"Spisek syjonistyczny" podzielił uczestników obchodów Czerwca '76
Wypowiedź Cezarego Piotra Tarkowskiego, który w
imieniu uczestników Czerwca '76 w Ursusie mówił przed pomnikiem
upamiętniającym te wydarzenia o "spisku syjonistycznym" podzieliła
uczestników tej uroczystości.
18.06.2006 | aktual.: 18.06.2006 16:11
Grupa byłych pracowników Ursusa, którzy 30 lat temu protestowali na torach kolejowych krzyczała "Prowokacja!" i postanowiła nie składać wieńca w czasie uroczystości.
Tarkowski wspominał dzień 24 czerwca 1976 r. gdy ówczesny premier PRL Piotr Jaroszewicz ogłaszał podwyżki cen żywności. Mówił potem o proteście i represjach. Swą wypowiedź zakończył jednak wywodem, że "nie o taką Polskę walczyliśmy". Czujemy się współodpowiedzialni za to co się potem w Polsce działo. Jest nam wstyd, że do władzy doszła grupa syjonistów, która wykorzystała robotników. Garbatonose szczury wpełzły na styropiany i mówią, że to oni są twórcami "Solidarności" - mówił Tarkowski.
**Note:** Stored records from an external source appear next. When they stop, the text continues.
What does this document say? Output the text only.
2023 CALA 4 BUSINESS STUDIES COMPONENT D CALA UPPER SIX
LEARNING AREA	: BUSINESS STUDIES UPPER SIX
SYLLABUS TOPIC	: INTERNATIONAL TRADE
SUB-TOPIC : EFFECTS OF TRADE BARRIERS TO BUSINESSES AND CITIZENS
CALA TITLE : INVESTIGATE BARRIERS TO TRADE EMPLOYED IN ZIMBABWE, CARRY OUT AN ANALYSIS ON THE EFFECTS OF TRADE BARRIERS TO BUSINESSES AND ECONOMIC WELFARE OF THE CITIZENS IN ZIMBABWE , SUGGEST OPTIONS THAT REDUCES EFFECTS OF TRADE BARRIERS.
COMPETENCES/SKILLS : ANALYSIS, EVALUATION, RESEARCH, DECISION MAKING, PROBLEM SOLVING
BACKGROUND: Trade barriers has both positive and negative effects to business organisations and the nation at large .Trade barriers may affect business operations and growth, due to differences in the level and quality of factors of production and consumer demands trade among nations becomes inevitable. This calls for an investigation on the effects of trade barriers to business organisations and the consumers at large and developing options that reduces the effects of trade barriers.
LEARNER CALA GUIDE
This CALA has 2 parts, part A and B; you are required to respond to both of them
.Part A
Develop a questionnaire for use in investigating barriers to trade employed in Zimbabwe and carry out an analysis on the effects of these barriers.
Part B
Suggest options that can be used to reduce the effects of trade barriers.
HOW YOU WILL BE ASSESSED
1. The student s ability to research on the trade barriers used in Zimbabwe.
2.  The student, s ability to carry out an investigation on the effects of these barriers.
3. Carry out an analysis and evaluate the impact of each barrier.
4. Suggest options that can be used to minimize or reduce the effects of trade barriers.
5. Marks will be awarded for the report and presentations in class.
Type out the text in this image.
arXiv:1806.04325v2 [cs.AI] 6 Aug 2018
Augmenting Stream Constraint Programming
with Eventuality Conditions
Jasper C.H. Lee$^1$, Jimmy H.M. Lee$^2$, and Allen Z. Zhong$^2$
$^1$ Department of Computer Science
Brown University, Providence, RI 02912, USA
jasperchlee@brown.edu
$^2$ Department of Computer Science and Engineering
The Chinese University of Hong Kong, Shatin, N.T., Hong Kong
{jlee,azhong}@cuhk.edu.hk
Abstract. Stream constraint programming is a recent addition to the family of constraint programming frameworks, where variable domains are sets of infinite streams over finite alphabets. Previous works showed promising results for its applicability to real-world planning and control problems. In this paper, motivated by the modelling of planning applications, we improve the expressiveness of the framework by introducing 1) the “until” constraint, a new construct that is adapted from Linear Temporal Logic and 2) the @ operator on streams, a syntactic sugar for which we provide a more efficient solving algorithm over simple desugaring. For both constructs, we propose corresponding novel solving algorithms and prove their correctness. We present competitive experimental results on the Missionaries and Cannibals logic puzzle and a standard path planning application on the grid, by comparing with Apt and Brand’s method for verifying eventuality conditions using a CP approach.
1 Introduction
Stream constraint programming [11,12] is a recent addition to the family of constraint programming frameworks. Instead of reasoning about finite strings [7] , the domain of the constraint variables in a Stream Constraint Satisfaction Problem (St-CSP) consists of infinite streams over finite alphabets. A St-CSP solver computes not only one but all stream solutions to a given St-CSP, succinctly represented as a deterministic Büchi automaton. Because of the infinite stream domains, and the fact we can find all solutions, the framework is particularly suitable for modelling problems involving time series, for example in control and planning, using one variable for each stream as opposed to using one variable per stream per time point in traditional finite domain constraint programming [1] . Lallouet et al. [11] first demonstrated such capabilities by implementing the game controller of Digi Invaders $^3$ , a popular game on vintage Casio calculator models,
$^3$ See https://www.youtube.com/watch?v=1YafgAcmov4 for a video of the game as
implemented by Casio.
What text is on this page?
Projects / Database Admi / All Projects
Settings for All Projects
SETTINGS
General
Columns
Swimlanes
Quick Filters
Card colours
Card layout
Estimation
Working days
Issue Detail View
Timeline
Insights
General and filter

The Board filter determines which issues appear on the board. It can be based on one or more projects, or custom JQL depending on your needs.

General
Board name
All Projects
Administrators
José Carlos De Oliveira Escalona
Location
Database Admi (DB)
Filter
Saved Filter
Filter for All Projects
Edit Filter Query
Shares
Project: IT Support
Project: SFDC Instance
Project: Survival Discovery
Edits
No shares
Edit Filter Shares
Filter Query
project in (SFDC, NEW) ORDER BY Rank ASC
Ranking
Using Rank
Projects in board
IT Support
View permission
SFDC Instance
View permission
W reakcji na jego słowa na tyłach kilkusetosobowej grupy zgromadzonych przed pomnikiem rozległy się okrzyki "Prowokacja! Co on mówi?!". Stała tam grupa robotników Ursusa sprzed 30 lat. Ci ludzie, jak mówili reporterowi PAP, protestowali wówczas na torach i byli represjonowani. Dziś zaś nowe władze "Solidarności" w zakładach Ursus nie chcą mieć z nimi nic wspólnego.
My nie wiemy kto to jest ten Tarkowski. Jestem zdziwiony, że go zaproszono i tym co mówił - powiedział Emil Broniarek, uczestnik protestów w Ursusie w 1976 r.